Tesla earnings estimates lowered
During last year’s May earnings call, Tesla talked about developing a stationary energy storage product. The Palo Alto-based company recently came up with the battery product and is expected to ship the Powerwall and the Powerpack products this year. Analysts were not excited about the company’s roadmap towards profitability on the back of the battery products.
Wall Street expects revenue for the EV manufacturer to grow 79% to $5.74 billion this year, and subsequently, they expect another 56% of growth to $8.97 billion in 2016. The Street has not yet discounted the news of Tesla’s battery products going up for sale this summer. In contrast, analysts have revised their earnings per share estimates for the current year from $3.38 in November to currently just 29 cents per share. The consensus EPS estimate for 2016 has also followed a similar trend, says the report.

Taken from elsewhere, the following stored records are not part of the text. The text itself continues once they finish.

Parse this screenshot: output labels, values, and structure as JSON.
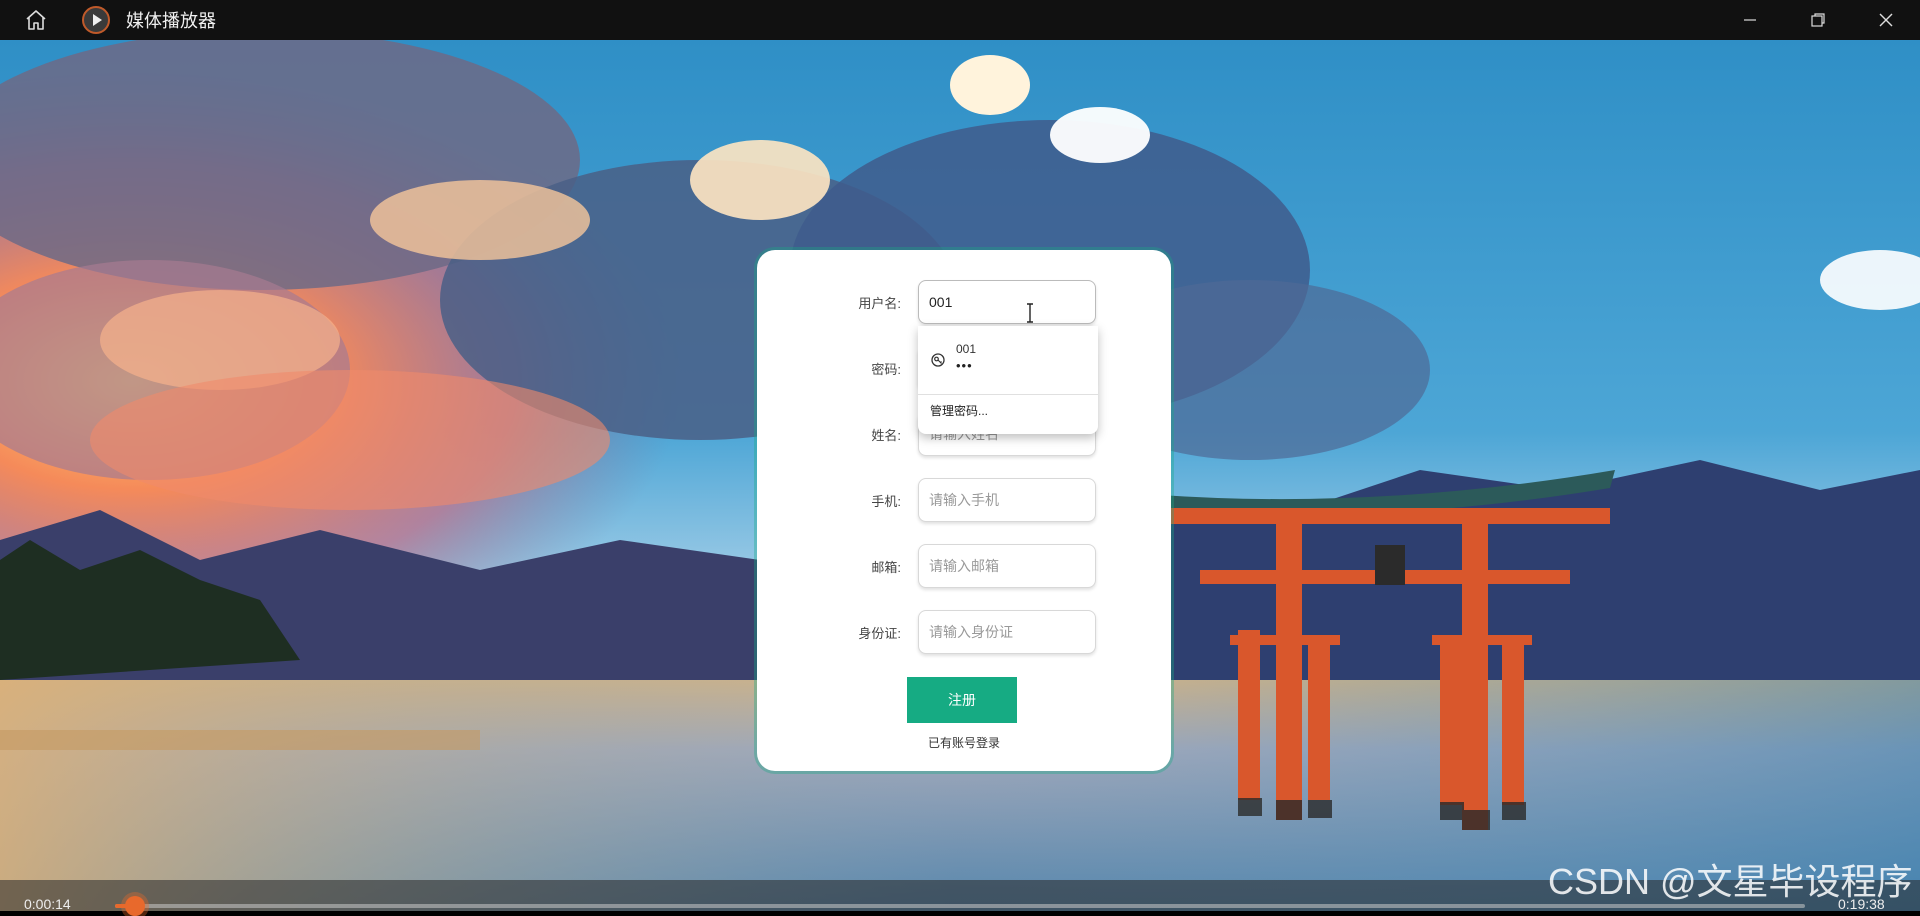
{
  "window": {
    "title": "媒体播放器",
    "icons": {
      "home": "home-icon",
      "logo": "play-logo-icon",
      "minimize": "minimize-icon",
      "restore": "restore-icon",
      "close": "close-icon"
    }
  },
  "form": {
    "fields": [
      {
        "label": "用户名:",
        "value": "001",
        "placeholder": ""
      },
      {
        "label": "密码:",
        "value": "",
        "placeholder": ""
      },
      {
        "label": "姓名:",
        "value": "",
        "placeholder": "请输入姓名"
      },
      {
        "label": "手机:",
        "value": "",
        "placeholder": "请输入手机"
      },
      {
        "label": "邮箱:",
        "value": "",
        "placeholder": "请输入邮箱"
      },
      {
        "label": "身份证:",
        "value": "",
        "placeholder": "请输入身份证"
      }
    ],
    "register_button": "注册",
    "login_link": "已有账号登录",
    "accent_color": "#16ab83"
  },
  "autofill": {
    "username": "001",
    "password_mask": "•••",
    "icon": "key-icon",
    "manage_label": "管理密码..."
  },
  "player": {
    "current_time": "0:00:14",
    "total_time": "0:19:38",
    "progress": 0.012,
    "accent_color": "#e8692c"
  },
  "watermark": "CSDN @文星毕设程序"
}
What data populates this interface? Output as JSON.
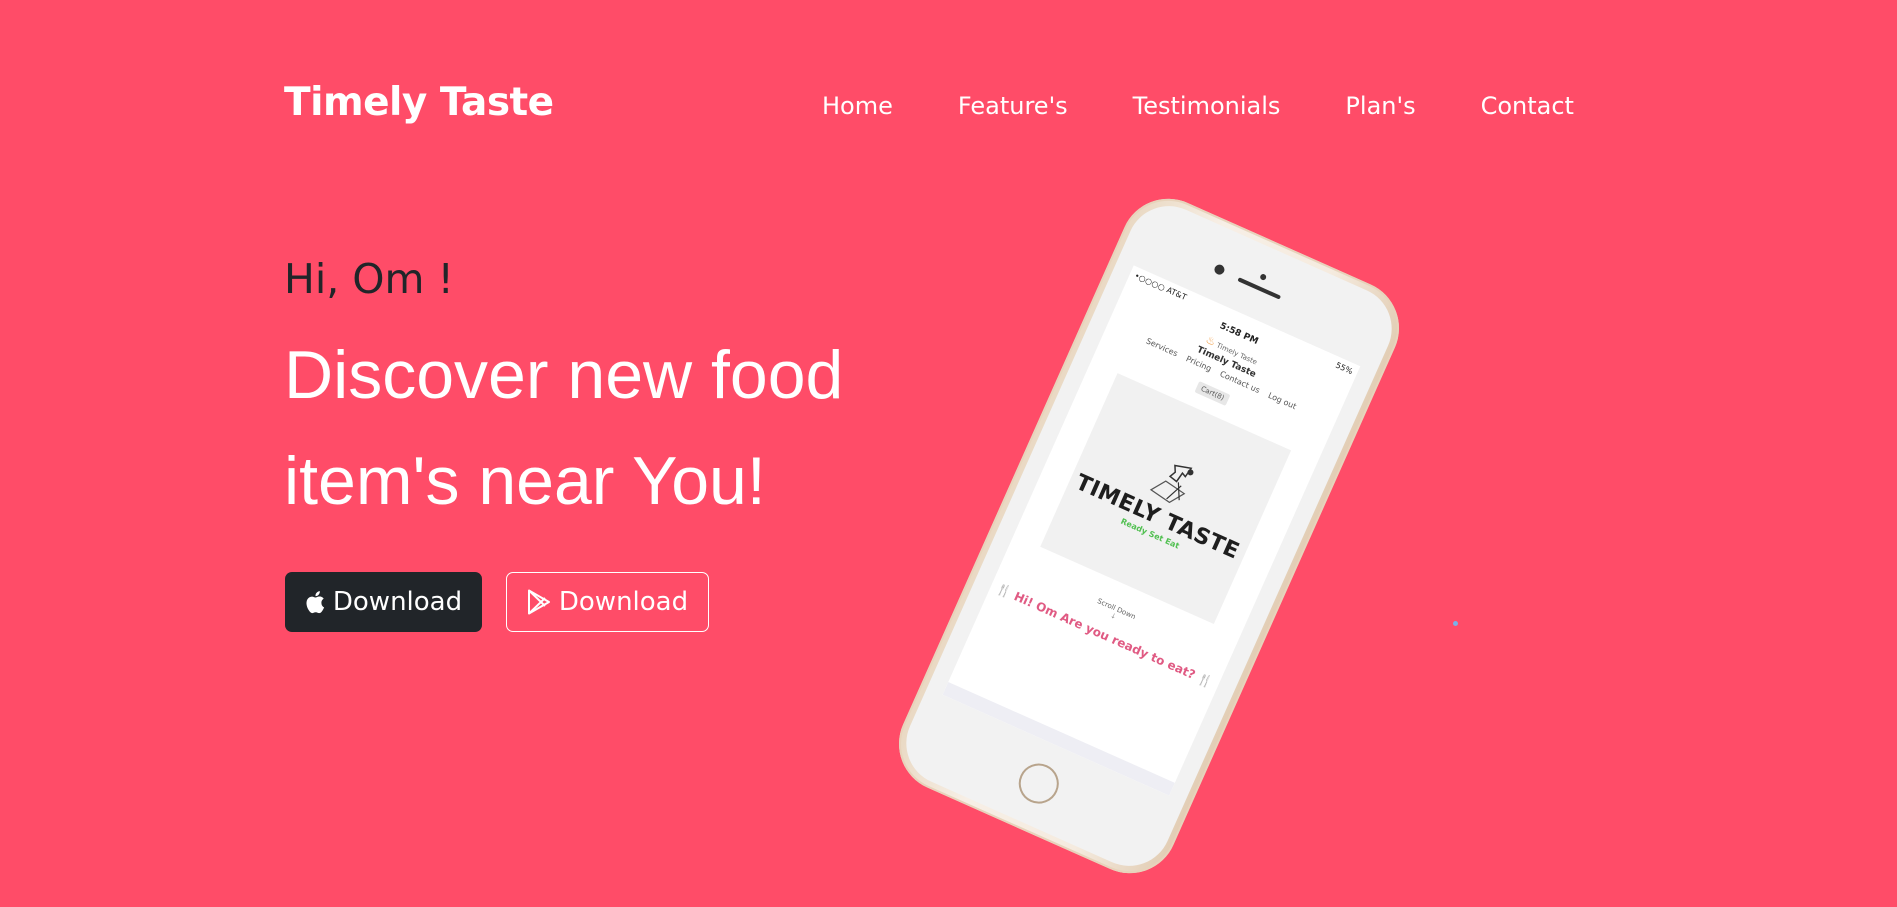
{
  "brand": "Timely Taste",
  "nav": [
    "Home",
    "Feature's",
    "Testimonials",
    "Plan's",
    "Contact"
  ],
  "hero": {
    "greeting": "Hi, Om !",
    "headline": "Discover new food item's near You!",
    "apple_button": "Download",
    "play_button": "Download"
  },
  "phone_screen": {
    "carrier": "•○○○○ AT&T",
    "time": "5:58 PM",
    "battery": "55%",
    "logo_text": "Timely Taste",
    "site_title": "Timely Taste",
    "menu": [
      "Services",
      "Pricing",
      "Contact us",
      "Log out"
    ],
    "cart": "Cart(8)",
    "banner_title": "TIMELY TASTE",
    "banner_tagline": "Ready Set Eat",
    "scroll_text": "Scroll Down",
    "scroll_arrow": "↓",
    "promo": "Hi! Om Are you ready to eat?"
  },
  "colors": {
    "background": "#ff4c68",
    "dark_button": "#212529",
    "text_white": "#ffffff",
    "promo": "#e05a83"
  }
}
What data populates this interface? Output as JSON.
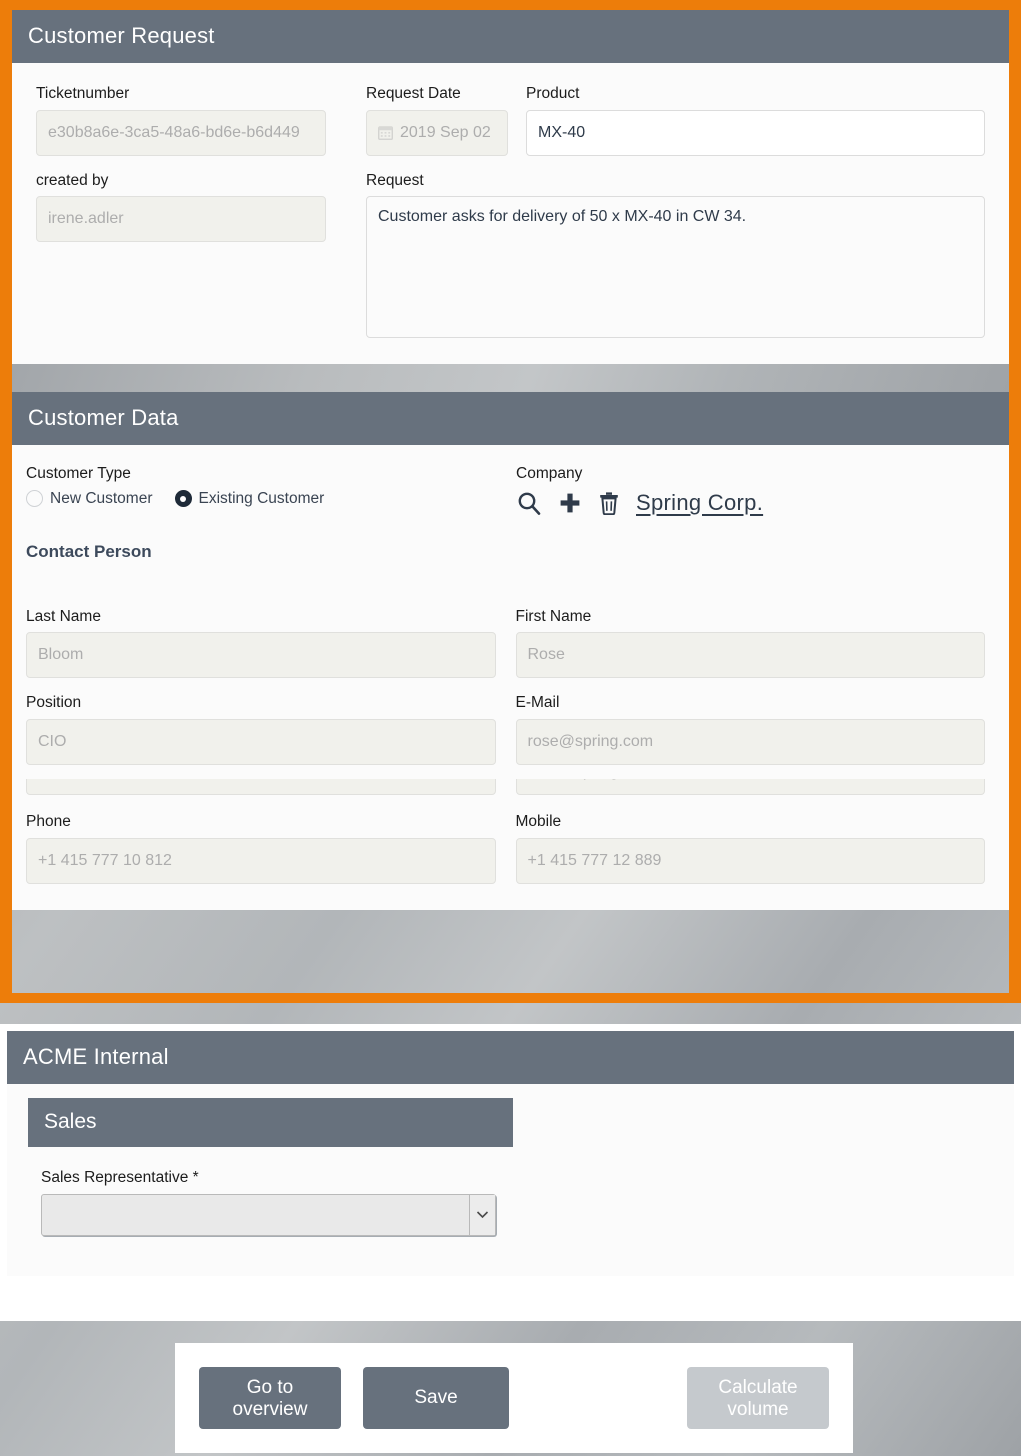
{
  "theme": {
    "accent_orange": "#ed7d0a",
    "header_slate": "#67717d",
    "panel_bg": "#fbfbfb",
    "disabled_field_bg": "#f1f1ec",
    "text_dark": "#2f3b4a",
    "placeholder_gray": "#adadad",
    "disabled_button_bg": "#c5c9cd"
  },
  "customer_request": {
    "title": "Customer Request",
    "ticketnumber": {
      "label": "Ticketnumber",
      "value": "e30b8a6e-3ca5-48a6-bd6e-b6d449",
      "disabled": true
    },
    "request_date": {
      "label": "Request Date",
      "value": "2019 Sep 02",
      "icon": "calendar-icon",
      "disabled": true
    },
    "product": {
      "label": "Product",
      "value": "MX-40",
      "disabled": false
    },
    "created_by": {
      "label": "created by",
      "value": "irene.adler",
      "disabled": true
    },
    "request": {
      "label": "Request",
      "value": "Customer asks for delivery of 50 x MX-40 in CW 34.",
      "disabled": false
    }
  },
  "customer_data": {
    "title": "Customer Data",
    "customer_type": {
      "label": "Customer Type",
      "options": [
        {
          "label": "New Customer",
          "selected": false
        },
        {
          "label": "Existing Customer",
          "selected": true
        }
      ]
    },
    "company": {
      "label": "Company",
      "icons": [
        "search-icon",
        "plus-icon",
        "trash-icon"
      ],
      "value": "Spring Corp."
    },
    "contact_person": {
      "heading": "Contact Person",
      "fields": [
        {
          "label": "Last Name",
          "value": "Bloom"
        },
        {
          "label": "First Name",
          "value": "Rose"
        },
        {
          "label": "Position",
          "value": "CIO"
        },
        {
          "label": "E-Mail",
          "value": "rose@spring.com"
        },
        {
          "label": "Phone",
          "value": "+1 415 777 10 812"
        },
        {
          "label": "Mobile",
          "value": "+1 415 777 12 889"
        }
      ]
    }
  },
  "acme_internal": {
    "title": "ACME Internal",
    "sales": {
      "title": "Sales",
      "sales_representative": {
        "label": "Sales Representative *",
        "value": "",
        "arrow_icon": "chevron-down-icon"
      }
    }
  },
  "actions": {
    "go_to_overview": "Go to\noverview",
    "go_to_overview_line1": "Go to",
    "go_to_overview_line2": "overview",
    "save": "Save",
    "calculate_volume_line1": "Calculate",
    "calculate_volume_line2": "volume"
  }
}
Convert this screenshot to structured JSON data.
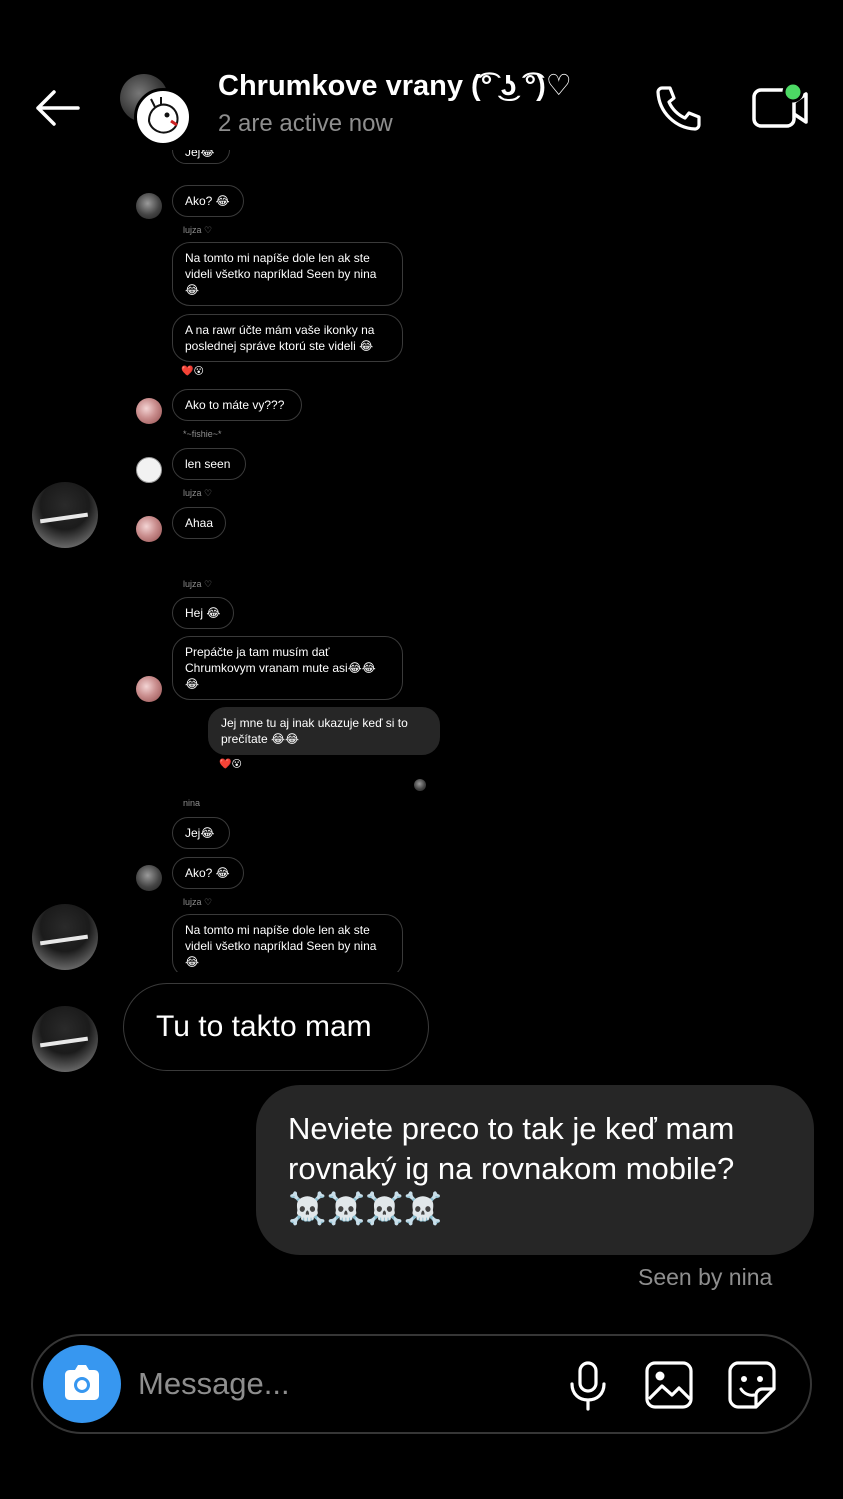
{
  "header": {
    "title": "Chrumkove vrany (͡° ͜ʖ ͡°)♡",
    "subtitle": "2 are active now"
  },
  "shared_screenshot": {
    "top_partial": "Jej😂",
    "msg_ako_1": "Ako? 😂",
    "name_lujza_1": "lujza ♡",
    "msg_natomto_1": "Na tomto mi napíše dole len ak ste videli všetko napríklad Seen by nina 😂",
    "msg_rawr": "A na rawr účte mám vaše ikonky na poslednej správe ktorú ste videli 😂",
    "react_1": "❤️😮",
    "msg_akomate": "Ako to máte vy???",
    "name_fishie": "*~fishie~*",
    "msg_lenseen": "len seen",
    "name_lujza_2": "lujza ♡",
    "msg_ahaa": "Ahaa",
    "name_lujza_3": "lujza ♡",
    "msg_hej": "Hej 😂",
    "msg_prepacte": "Prepáčte ja tam musím dať Chrumkovym vranam mute asi😂😂 😂",
    "msg_jejmne": "Jej mne tu aj inak ukazuje keď si to prečítate 😂😂",
    "react_2": "❤️😮",
    "name_nina": "nina",
    "msg_jej": "Jej😂",
    "msg_ako_2": "Ako? 😂",
    "name_lujza_4": "lujza ♡",
    "msg_natomto_2": "Na tomto mi napíše dole len ak ste videli všetko napríklad Seen by nina 😂"
  },
  "messages": {
    "received": "Tu to takto mam",
    "sent": "Neviete preco to tak je keď mam rovnaký ig na rovnakom mobile? ☠️☠️☠️☠️",
    "seen": "Seen by nina"
  },
  "composer": {
    "placeholder": "Message..."
  },
  "colors": {
    "background": "#000000",
    "sent_bubble": "#262626",
    "accent": "#3797f0",
    "active_dot": "#4cd964",
    "muted_text": "#8e8e8e"
  }
}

During the February earnings call, Tesla CEO Elon Musk made an attempt to calm down analysts and make them shed their negativity after the company posted weaker than expected sales. Musk, during the call, said the new battery product is complete and that production will start later this year. Analysts, however, were more concerned about the company’s depleting sales performance, weak earnings estimates and sales dropping below the company’s own expectations.
Analysts doubt profitability
For Tesla, its capital expenditure budget is almost a quarter that of Ford, but this is despite the fact that the veteran automaker makes nearly 40 times Tesla’s revenue. Aegis Capital told Bidness Etc., “They [Tesla] are spending more money on infrastructure and building out new businesses. What that does is it delays earnings further down the road. It [Tesla’s battery business] will take time,” adding that the company’s costly venture into the battery business may delay its return on investment.
Also Bank of America Merrill Lynch assigned a Sell to the stock, suggesting that the profitability for Tesla from selling batteries will not come anytime soon, and even when it comes, the margins will be razor thin, thus requiring heavy sales volume, which will be a challenging task considering the fierce competition in the industry.